Principaux renseignements
- Clémentine Barzin (MR) propose de réduire le nombre de députés du Parlement bruxellois de 89 à 45.
- Cette réforme permettrait d’économiser environ 15 millions d’euros par an.
- Des listes électorales bilingues pourraient éliminer les partis nationalistes flamands de l’assemblée législative.
Clémentine Barzin, députée au Parlement bruxellois représentant le parti MR, appelle à une réorganisation en profondeur de l’assemblée législative de la ville, rapporte BRUZZ. Elle propose de réduire le nombre de députés de 89 à 45.

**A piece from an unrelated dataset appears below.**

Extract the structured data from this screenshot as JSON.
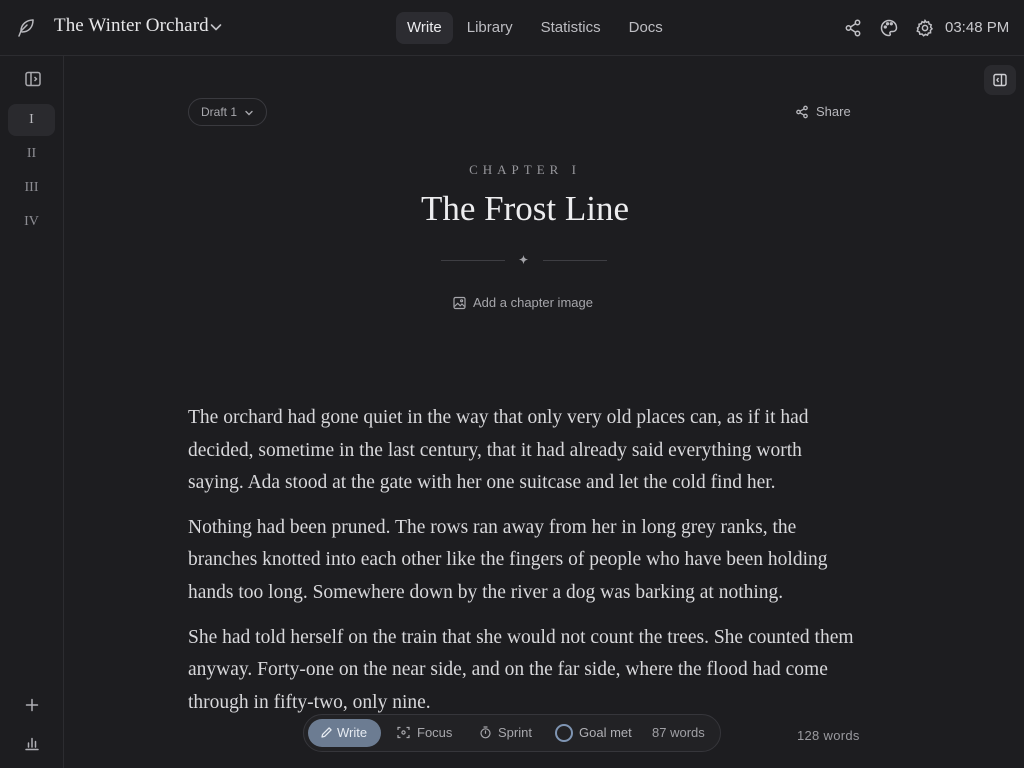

Cette initiative est soutenue par son mari et collègue de parti, le ministre-président Boris Dilliès, qui a déjà critiqué le Parlement actuel pour sa taille excessive. Barzin a l’intention de présenter officiellement ce projet à l’assemblée après la pause estivale.
Motivations financières et administratives
Les principales motivations de cette proposition sont d’ordre financier et administratif. Barzin fait valoir qu’un organe composé de 89 membres est excessif pour une région comptant environ un million d’habitants, compte tenu notamment de l’état actuel des finances publiques. La mise en œuvre d’une telle réduction permettrait, selon les estimations, d’économiser environ 15 millions d’euros par an au gouvernement.
Bien que toute réforme fondamentale de la structure de l’État bruxellois relève de la compétence fédérale, le duo du MR espère qu’une proposition détaillée suscitera la dynamique nécessaire au changement. Cette volonté d’efficacité fait écho à des suggestions antérieures des libéraux francophones visant à réduire la taille du Parlement wallon.
Rationalisation du processus électoral
Au cœur de la vision de Barzin se trouve le remplacement du système électoral linguistique actuel par des listes bilingues. Actuellement, le parlement est divisé en deux groupes linguistiques distincts – 72 francophones et 17 néerlandophones – , ce qui complique le processus de formation d’un gouvernement en raison de l’exigence d’une double majorité.
En introduisant des listes communes, Barzin estime que le processus de formation du gouvernement serait simplifié. Elle soutient également que le collège néerlandophone actuel est trop fragmenté, suggérant que le système a été exploité par les petits partis pour obtenir des sièges plus facilement qu’ils ne le pourraient dans le cadre d’un système unifié.
Afin de garantir la protection de la minorité néerlandophone, Barzin suggère que ces listes bilingues soient assorties de quotas ou de seuils spécifiques. Cette approche s’inspire des pratiques existantes observées lors de diverses élections municipales.
Conséquences pour les partis nationalistes flamands
Cependant, un tel changement poserait un défi de taille à des partis comme la N-VA et le Vlaams Belang. Ces partis nationalistes flamands ne disposant pas de sections francophones, ils auraient du mal à rivaliser dans le cadre d’une obligation de bilinguisme.
La vulnérabilité de cette position a été mise en évidence lors des élections de 2024. Alors que la N-VA a obtenu des résultats honorables aux élections régionales, elle a été totalement exclue des conseils communaux bruxellois parce qu’elle s’était présentée seule. Le passage à des listes bilingues pourrait entraîner la disparition totale de ces partis du Parlement bruxellois.